O Ministério Público do Paraná (MPPR) obteve decisão liminar que determina que a Companhia Paranaense de Energia (Copel) adote medidas para melhorar o fornecimento de energia elétrica em Bocaiúva do Sul, na Região Metropolitana de Curitiba, em ação civil pública ajuizada após a constatação de falhas recorrentes no serviço. A decisão é de 27 de fevereiro de 2026.
Segundo o MPPR, a Promotoria de Justiça da comarca ingressou com a ação depois de concluir procedimento que apontou diversas falhas na prestação do serviço pela concessionária. O órgão afirma que o fornecimento irregular afetou de forma contínua a rotina de moradores e de atividades econômicas do município.
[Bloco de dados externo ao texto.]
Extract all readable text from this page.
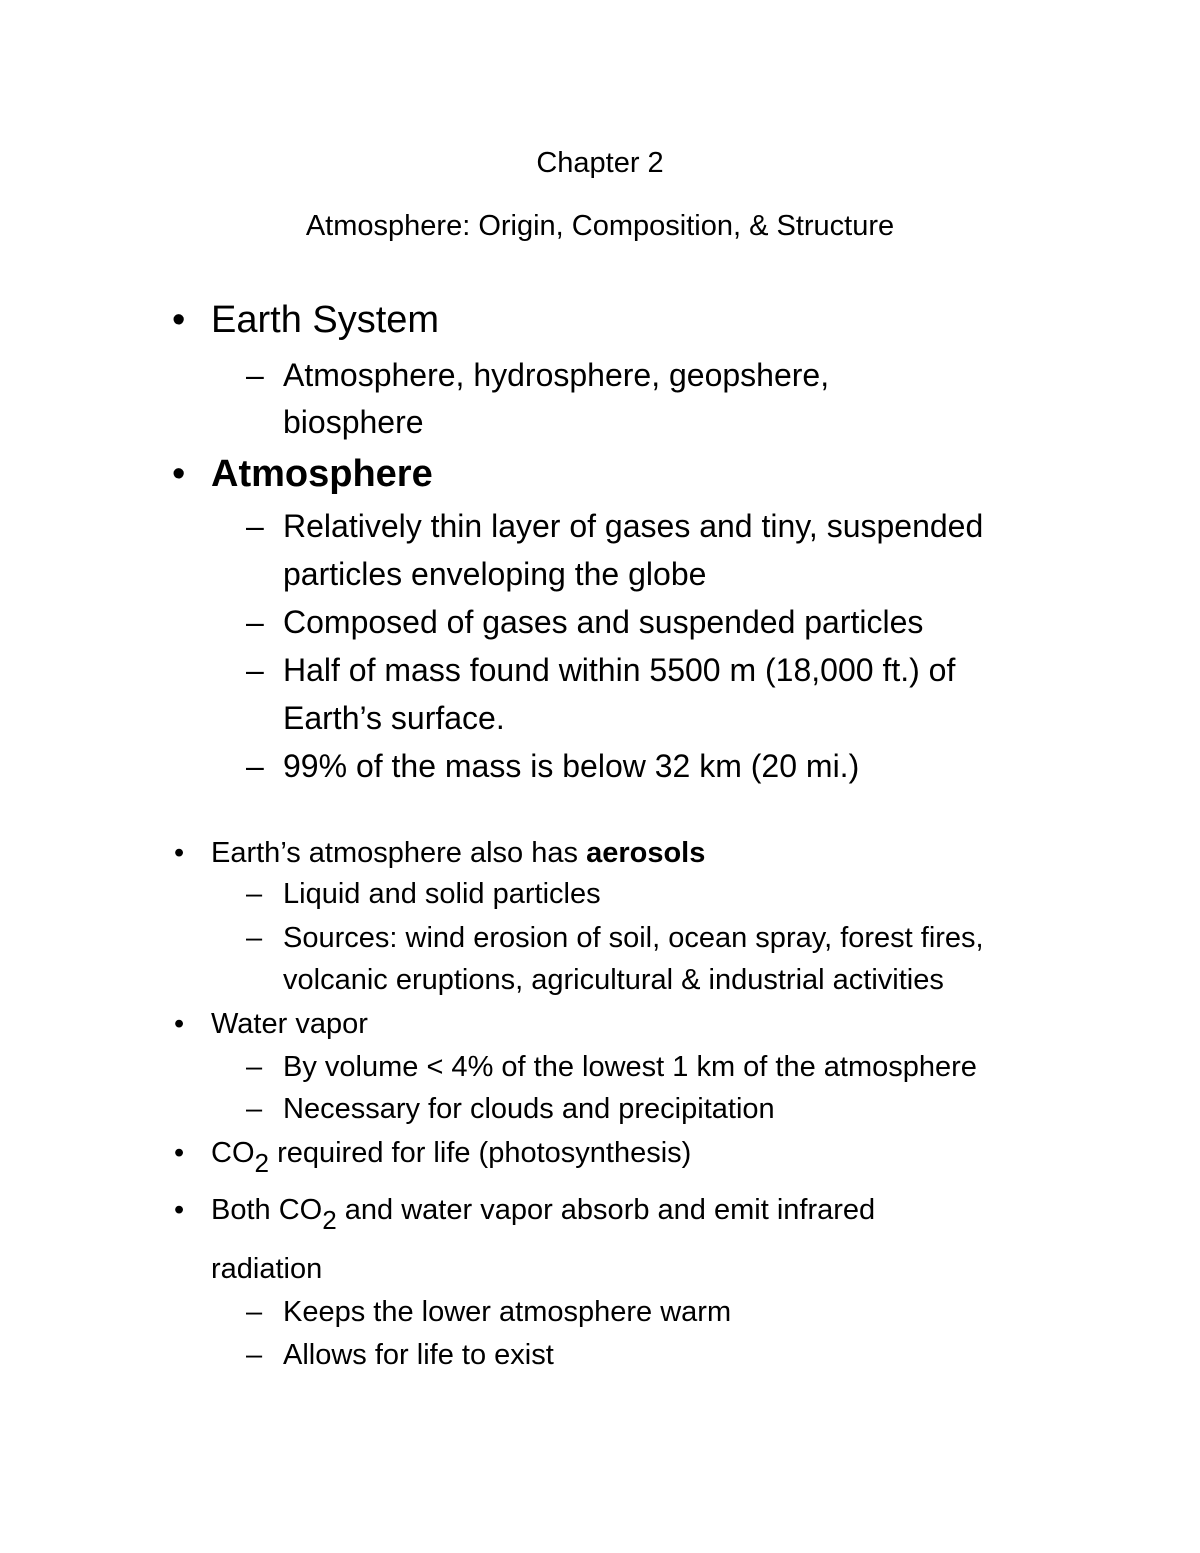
Chapter 2
Atmosphere: Origin, Composition, & Structure
• Earth System
– Atmosphere, hydrosphere, geopshere,
biosphere
• Atmosphere
– Relatively thin layer of gases and tiny, suspended
particles enveloping the globe
– Composed of gases and suspended particles
– Half of mass found within 5500 m (18,000 ft.) of
Earth’s surface.
– 99% of the mass is below 32 km (20 mi.)
• Earth’s atmosphere also has aerosols
– Liquid and solid particles
– Sources: wind erosion of soil, ocean spray, forest fires,
volcanic eruptions, agricultural & industrial activities
• Water vapor
– By volume < 4% of the lowest 1 km of the atmosphere
– Necessary for clouds and precipitation
• $CO_2$ required for life (photosynthesis)
• Both $CO_2$ and water vapor absorb and emit infrared
radiation
– Keeps the lower atmosphere warm
– Allows for life to exist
Decisão fixa prazos para plano de ação
A liminar estabelece prazo de 90 dias para que a Copel apresente um plano de ação detalhado para a rede elétrica de Bocaiúva do Sul. De acordo com a decisão, o documento deve trazer cronograma de investimentos, manutenção e reparos necessários para corrigir as deficiências identificadas.
O plano, conforme a determinação judicial, precisa ser executado em até 12 meses. O objetivo é garantir o adequado fornecimento de energia elétrica, reduzindo quedas, oscilações e interrupções que, segundo a Promotoria de Justiça, hoje ocorrem com frequência no município.
Reclamações e prejuízos à população
A Promotoria relata que recebeu reiteradas reclamações de moradores sobre interrupções e oscilações no fornecimento de energia, inclusive em condições climáticas normais. Na avaliação do MPPR, as falhas não se limitam a episódios isolados, mas configuram problema estrutural na rede local.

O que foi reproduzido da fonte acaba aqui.